Isto revela como é que nós devemos apurar estes fatos, como vamos controlar eventuais excessos, se no próprio estado isso não aconteceu, se essa apuração não aconteceu no próprio estado. Nós temos que esperar o tribunal de lá agir para poder o CNJ atuar como instância recursal? Porque, na verdade, os que hoje estão defendendo isso dizem: “O CNJ vai atuar, mas como instância recursal”. Esses processos que envolvem os pagamentos no TJ de São Paulo são processos de anos e nunca chegaram à instância superior e nunca chegariam se não fosse uma ação do CNJ, especialmente da ministra Eliana Calmon. Isso não significa dizer que a gente tenha que partir de uma presunção de culpa. De que essa movimentação decorra de corrupção. Mas, se tem uma movimentação fora dos padrões, é preciso investigar. É isso que precisa fazer. Não há grandes mistérios e não há motivos para temores. Não temos que investigar? Não temos que punir eventuais juízes que não cumprem suas missões. Estão desvirtuando a discussão, tirando o foco da discussão principal que é a eficiência do Poder Judiciário e, com isso, dirigindo as baterias contra o CNJ, com o argumento de que este órgão pode ferir a autonomia dos tribunais.

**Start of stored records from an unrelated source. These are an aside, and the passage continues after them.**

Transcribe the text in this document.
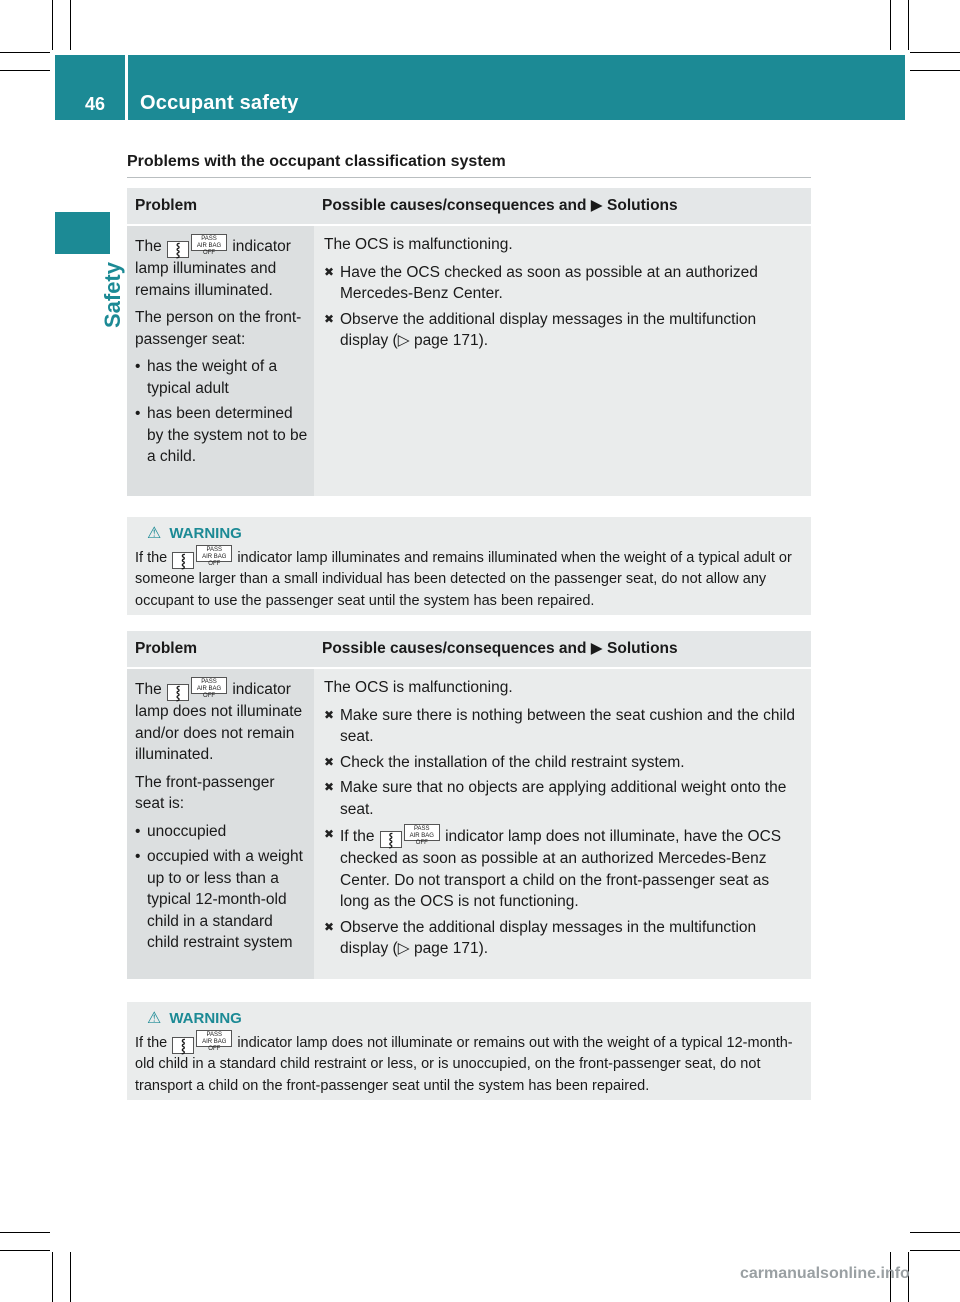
46 Occupant safety
Safety
Problems with the occupant classification system
Problem	Possible causes/consequences and ▶ Solutions

The ⸾PASS
AIR BAG OFF indicator lamp illuminates and remains illuminated.

The person on the front-passenger seat:

• has the weight of a typical adult
• has been determined by the system not to be a child.

The OCS is malfunctioning.

✖ Have the OCS checked as soon as possible at an authorized Mercedes-Benz Center.
✖ Observe the additional display messages in the multifunction display (▷ page 171).
⚠ WARNING
If the ⸾PASS
AIR BAG OFF indicator lamp illuminates and remains illuminated when the weight of a typical adult or someone larger than a small individual has been detected on the passenger seat, do not allow any occupant to use the passenger seat until the system has been repaired.
Problem	Possible causes/consequences and ▶ Solutions

The ⸾PASS
AIR BAG OFF indicator lamp does not illuminate and/or does not remain illuminated.

The front-passenger seat is:

• unoccupied
• occupied with a weight up to or less than a typical 12-month-old child in a standard child restraint system

The OCS is malfunctioning.

✖ Make sure there is nothing between the seat cushion and the child seat.
✖ Check the installation of the child restraint system.
✖ Make sure that no objects are applying additional weight onto the seat.
✖ If the ⸾PASS
AIR BAG OFF indicator lamp does not illuminate, have the OCS checked as soon as possible at an authorized Mercedes-Benz Center. Do not transport a child on the front-passenger seat as long as the OCS is not functioning.
✖ Observe the additional display messages in the multifunction display (▷ page 171).
⚠ WARNING
If the ⸾PASS
AIR BAG OFF indicator lamp does not illuminate or remains out with the weight of a typical 12-month-old child in a standard child restraint or less, or is unoccupied, on the front-passenger seat, do not transport a child on the front-passenger seat until the system has been repaired.
carmanualsonline.info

O senhor mencionou a morosidade do Judiciário, um problema crônico que a reforma do Judiciário de 2004 se propunha a resolver…
Exato. É o que dizem da reforma do Judiciário. São defesas, são argumentos extremamente frágeis. Vamos buscar agilidade da Justiça simplesmente suprimindo recursos? Não é esse o caminho de uma Justiça mais ágil. É muito mais complexo e passa necessariamente pela gestão melhor do Poder Judiciário. E tudo isso – essa gestão da Justiça – é atribuição do CNJ. A Constituição Federal disse claramente qual era o papel do CNJ: participar e elaborar um plano estratégico do Poder Judiciário para aprimorar a gestão administrativa, financeira e também a verificação das condutas disciplinares dos juízes.

Que avaliação o senhor faz desses oito anos do CNJ, estabelecendo inclusive metas de produtividade para os juízes?
O CNJ é muito novo. Ele passou os quatro primeiros anos para constituição de suas bases. Eu diria que nos quatro últimos anos o CNJ vem tendo atitudes mais arrojadas para obter uma melhor produtividade. A questão do estabelecimento de metas: quando o CNJ estabeleceu metas para o Poder Judiciário, houve uma rebeldia de muitos segmentos da magistratura dizendo que aquilo era uma intromissão indevida, como se a prestação jurisdicional fosse algo de interesse apenas de juízes ou de desembargadores, como se isso não interessasse ao povo, como se não estivesse isso ligado ao funcionamento de um dos poderes da República. Existir um trabalho de coordenação nacional, tentando estabelecer patamares para aumentar a produtividade é o mínimo que se pode esperar de um planejamento do Poder Judiciário. Enxergar nisso uma interferência indevida é não conseguir compreender nem mesmo qual é o real papel do Poder Judiciário perante a sociedade brasileira.

Neste quesito, o avanço foi pouco com a reforma do Judiciário?
Ele foi pouco, mas começamos a mudar o modelo. Porque o modelo anterior era cada tribunal faz o que quer, cada tribunal tem um sistema de informativa, cada tribunal gasta muito dinheiro com seu sistema de informática que não se comunica com o sistema do STJ, que não se comunica com o sistema do STF e assim por diante. Esse cenário que a gente começa a mudar. A vinda do CNJ muda um pouco o modelo de gestão. Ainda não conseguimos avanços que a população sinta.